According to the PC4 of +2SD model in Figure 6, a significant difference in Gaussian curvature value was presented between nrSSM and rSSM. Rusli and Kedgley [9] researched on the trapezoid-metacarpal bone, using SSM, to determine the correlation between the variability in anatomical features of the first metacarpal and trapezium. They defined the bending angle to calculate the relation between the shape of the bone and the shear force at the articular surface of the first metacarpal bone. In our study, there was a significant shaft bending and extension on the first metacarpal bone when using the rSSM. Increasing the bending angle leads to more shear force, which may weaken the ligament surrounding the joint [18]. In our study, PC4 showed the shape deformation in the sagittal plane, in both −2SD and +2SD models, the rSSM showed more precise results compared with nrSSM (Figures 3 and 6).

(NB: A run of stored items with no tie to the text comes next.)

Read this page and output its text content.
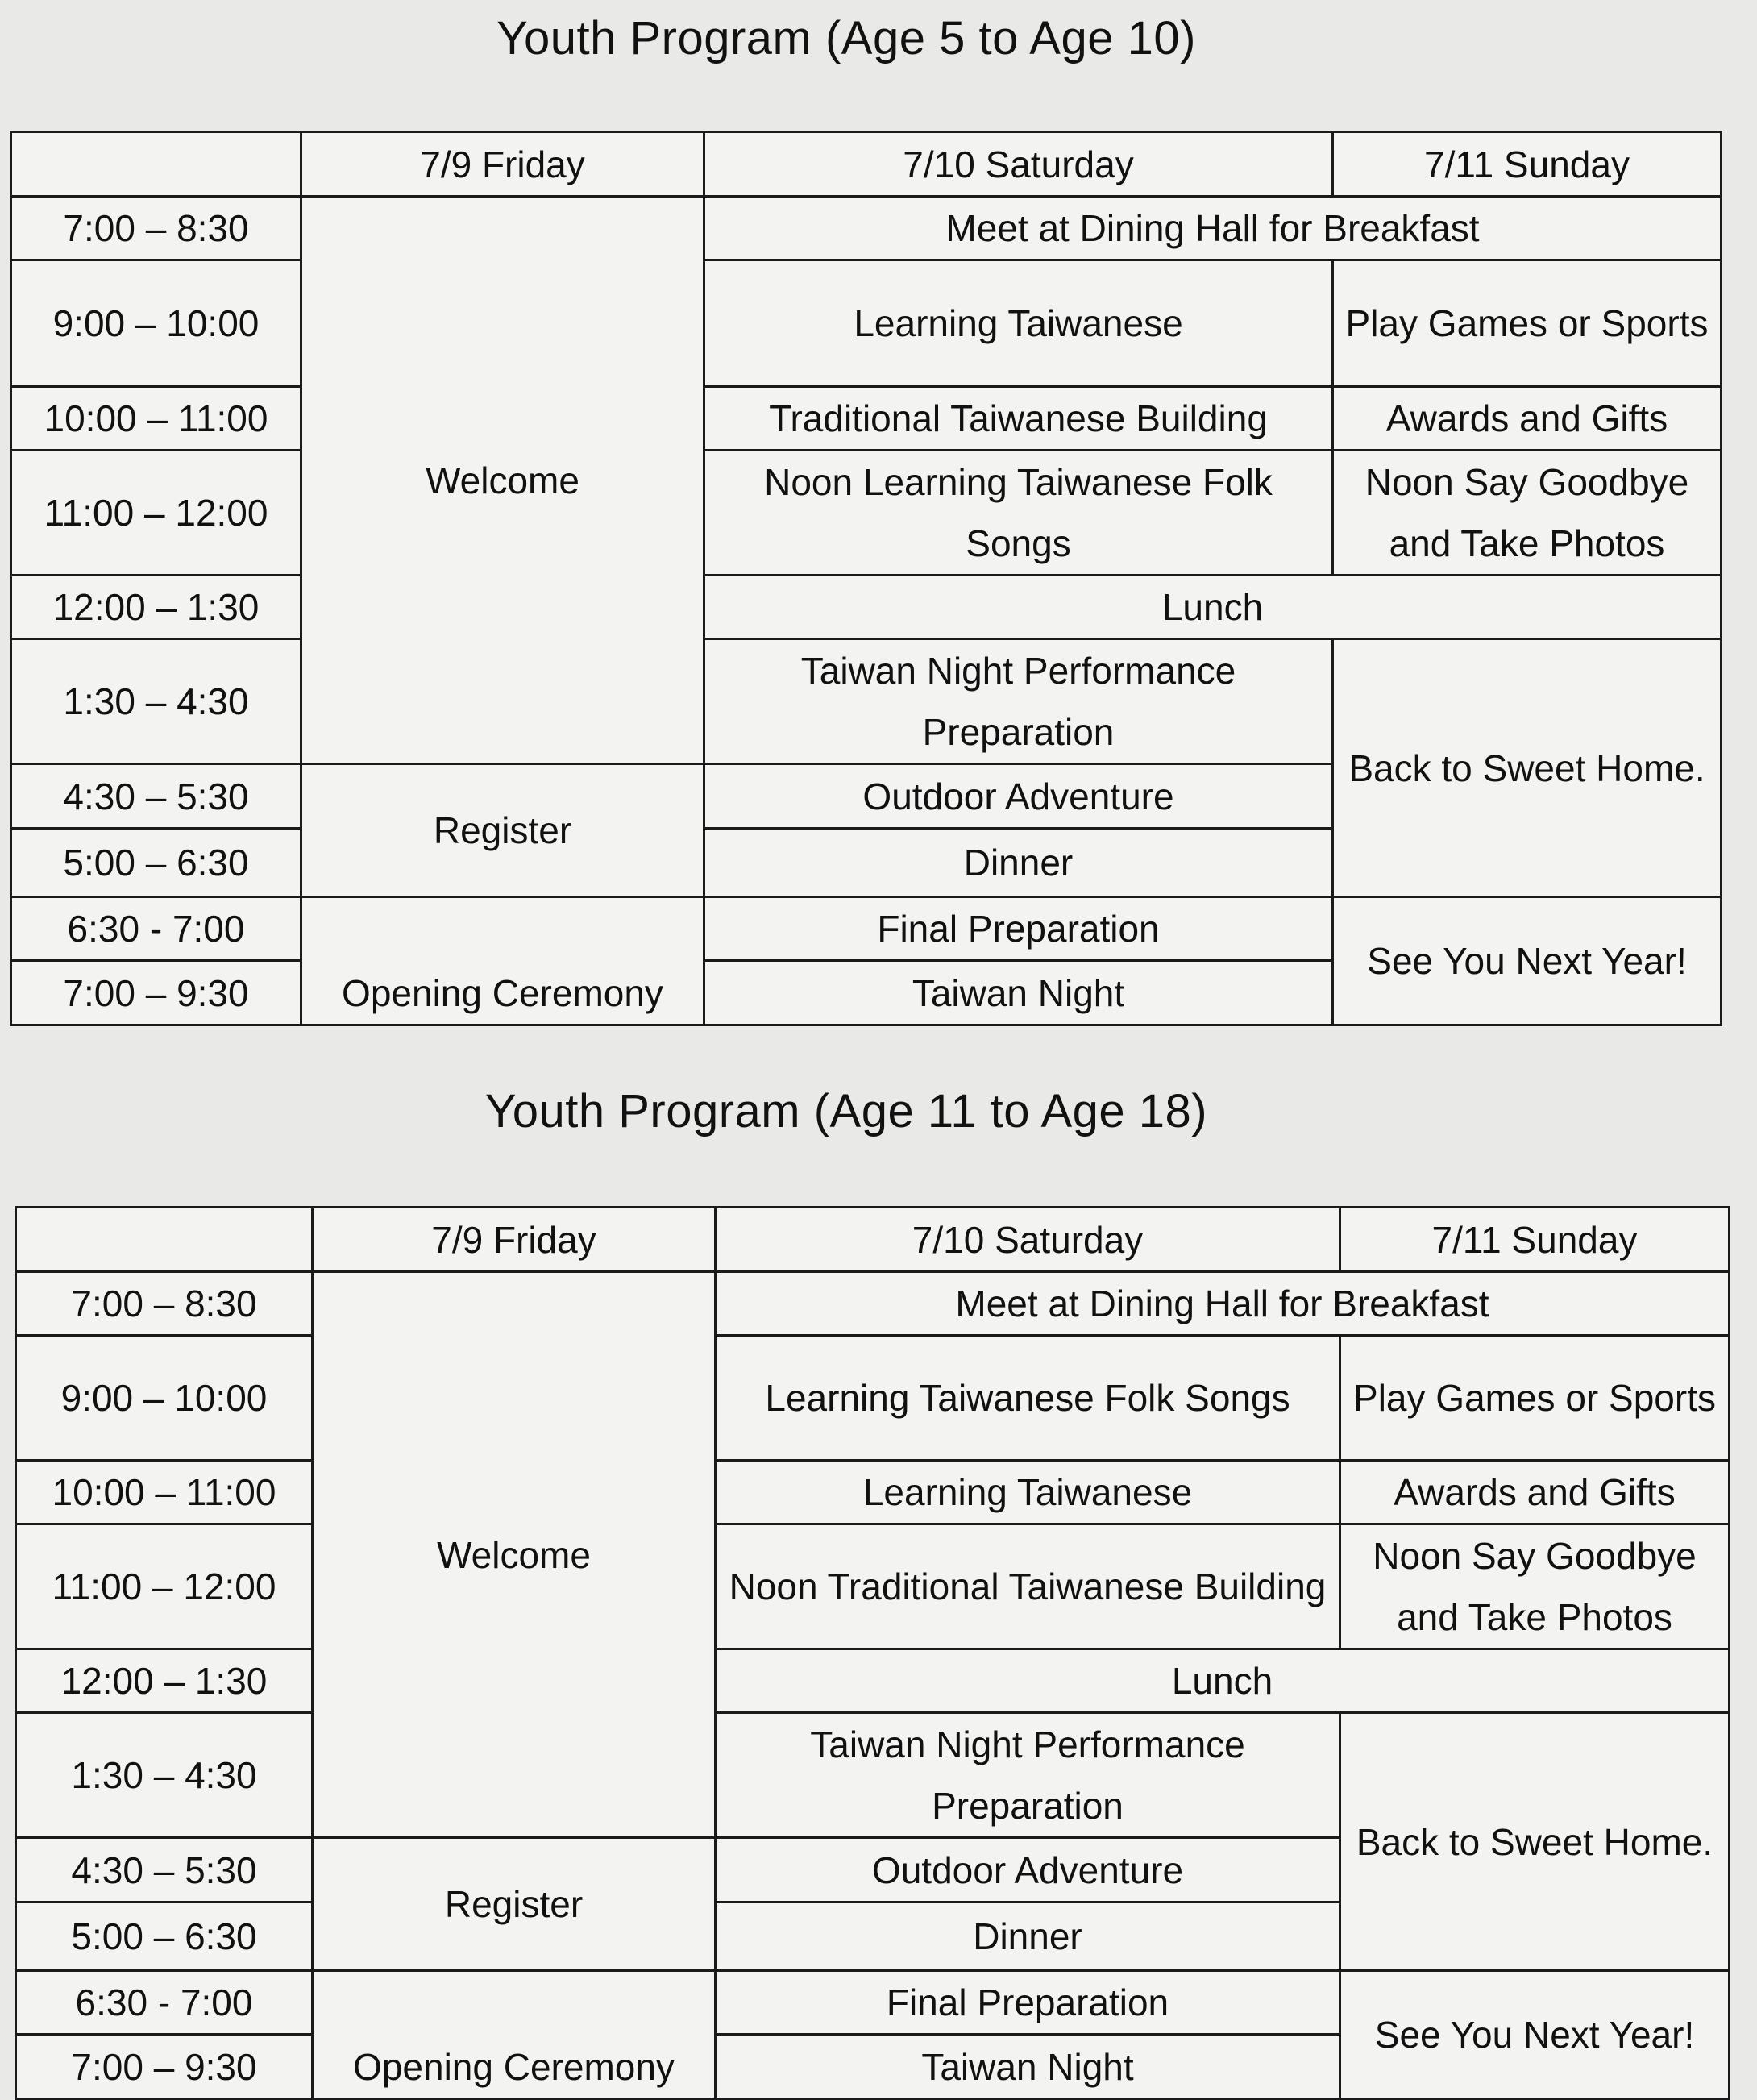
Youth Program (Age 5 to Age 10)
	7/9 Friday	7/10 Saturday	7/11 Sunday
7:00 – 8:30	Welcome	Meet at Dining Hall for Breakfast	
9:00 – 10:00		Learning Taiwanese	Play Games or Sports
10:00 – 11:00		Traditional Taiwanese Building	Awards and Gifts
11:00 – 12:00		Noon Learning Taiwanese Folk Songs	Noon Say Goodbye and Take Photos
12:00 – 1:30		Lunch	
1:30 – 4:30		Taiwan Night Performance Preparation	Back to Sweet Home.
4:30 – 5:30	Register	Outdoor Adventure	
5:00 – 6:30		Dinner	
6:30 - 7:00	Opening Ceremony	Final Preparation	See You Next Year!
7:00 – 9:30		Taiwan Night	
Youth Program (Age 11 to Age 18)
	7/9 Friday	7/10 Saturday	7/11 Sunday
7:00 – 8:30	Welcome	Meet at Dining Hall for Breakfast	
9:00 – 10:00		Learning Taiwanese Folk Songs	Play Games or Sports
10:00 – 11:00		Learning Taiwanese	Awards and Gifts
11:00 – 12:00		Noon Traditional Taiwanese Building	Noon Say Goodbye and Take Photos
12:00 – 1:30		Lunch	
1:30 – 4:30		Taiwan Night Performance Preparation	Back to Sweet Home.
4:30 – 5:30	Register	Outdoor Adventure	
5:00 – 6:30		Dinner	
6:30 - 7:00	Opening Ceremony	Final Preparation	See You Next Year!
7:00 – 9:30		Taiwan Night	
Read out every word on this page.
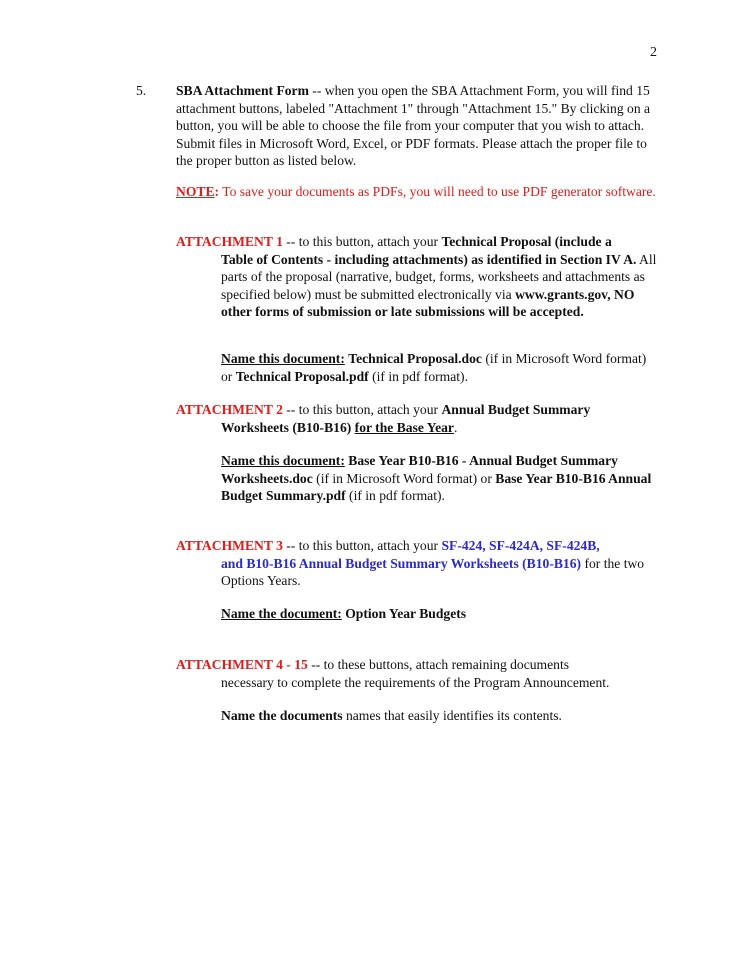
2
5. SBA Attachment Form -- when you open the SBA Attachment Form, you will find 15 attachment buttons, labeled "Attachment 1" through "Attachment 15." By clicking on a button, you will be able to choose the file from your computer that you wish to attach. Submit files in Microsoft Word, Excel, or PDF formats. Please attach the proper file to the proper button as listed below.
NOTE: To save your documents as PDFs, you will need to use PDF generator software.
ATTACHMENT 1 -- to this button, attach your Technical Proposal (include a
Table of Contents - including attachments) as identified in Section IV A. All parts of the proposal (narrative, budget, forms, worksheets and attachments as specified below) must be submitted electronically via www.grants.gov, NO other forms of submission or late submissions will be accepted.
Name this document: Technical Proposal.doc (if in Microsoft Word format) or Technical Proposal.pdf (if in pdf format).
ATTACHMENT 2 -- to this button, attach your Annual Budget Summary
Worksheets (B10-B16) for the Base Year.
Name this document: Base Year B10-B16 - Annual Budget Summary Worksheets.doc (if in Microsoft Word format) or Base Year B10-B16 Annual Budget Summary.pdf (if in pdf format).
ATTACHMENT 3 -- to this button, attach your SF-424, SF-424A, SF-424B,
and B10-B16 Annual Budget Summary Worksheets (B10-B16) for the two Options Years.
Name the document: Option Year Budgets
ATTACHMENT 4 - 15 -- to these buttons, attach remaining documents
necessary to complete the requirements of the Program Announcement.
Name the documents names that easily identifies its contents.
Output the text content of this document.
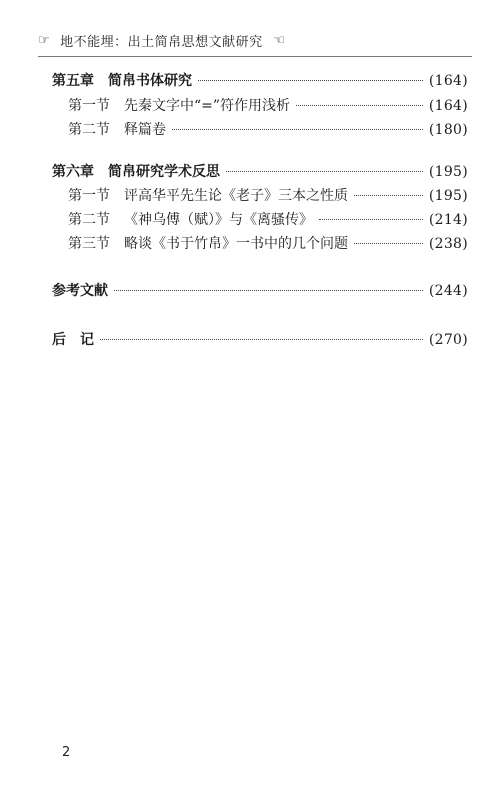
☞ 地不能埋：出土简帛思想文献研究 ☞
第五章 简帛书体研究	(164)
第一节 先秦文字中“=”符作用浅析	(164)
第二节 释篇卷	(180)
第六章 简帛研究学术反思	(195)
第一节 评高华平先生论《老子》三本之性质	(195)
第二节 《神乌傅（赋）》与《离骚传》	(214)
第三节 略谈《书于竹帛》一书中的几个问题	(238)
参考文献	(244)
后　记	(270)
2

In our study, there was an obvious torsion angle at the first metacarpal bone in Figure 5 of PC2. As we know, the orientation of the first metacarpal bone is very important for the first trapezoid-metacarpal joint during daily functional motions. Increasing the torsion angle of the first metacarpal may cause higher risks of osteoarthritis [17]. In Figure 5 of PC3, there was a width difference at the distal and proximal head. Besides, Ladd et al. [10] found that the width of the trapezoid bone also could be a risk to cause osteoarthritis, the wider the facet, the higher the risk of osteoarthritis. The anatomical variations of the first metacarpal bone may have big influence on the performance of daily activities. We may need further research to figure out the associations between the morphology and kinematics of the first metacarpal bone.

In the previous studies, Zhang et al. [8] tried to use the rSSM on human femurs; they generated the regions automatically using Gaussian curvature analysis. Six anatomic regions were identified in this article; compared with nrSSM, the rSSM explained more variations using fewer components. We also got a similar conclusion in our study; less cumulative variation representing attributed to more variations can be found with nrSSM as shown in Figure 3. Gaussian curvature analysis is defining to characterize using normal vector voting. It was a necessary measurement for dividing the regions individually [2628]. The individual regions are reliable and stable, which could be significant to get more accurate results.

It is also very important to mention the limitations of our study. We only divided the surface region into two individual parts; however, in the research of Zhang et al. [8], they defined six regions to make a comparison between nrSSM and rSSM, which may cause the result to be more reliable and accurate. The second limitation is we only tried this method on the first metacarpal bone, not on trapezoid bone also. In future research, we will continue to analye the whole trapezoid-metacarpal bone, plus observe the biomechanics features of this joint when conducting daily movements. The third limitation of this article would be the cartilage shape influences. In future, more specific research work will be conducted on the correlation between cartilage morphological variations and OA.

5. Conclusion

We applied SSM with two models, nrSSM and rSSM, respectively. Gaussian curvature analysis was used to divide the regions individually. Compared with nrSSM, rSSM not only showed more reliable and precise results, but presented more anatomic variations. To sum up, rSSM represented results with high quality, and they both had similar cumulative-variation-representing trends for nrSSM and rSSM, which means the high reliability of rSSM. The association between SSMs and kinematics during the daily activities can be found in the future study.

Data Availability

The data that support the findings of this study are available from the corresponding author upon reasonable request.

Conflicts of Interest

The authors declare that they have no conflicts of interest.

Funding

This research was supported by the Key R&D Program of Zhejiang Province, China (2021C03130), Public Welfare Science and Technology Project of Ningbo, China (2021S133), Zhejiang Province Science Fund for Distinguished Young Scholars (R22A021199), and K. C. Wong Magna Fund in Ningbo.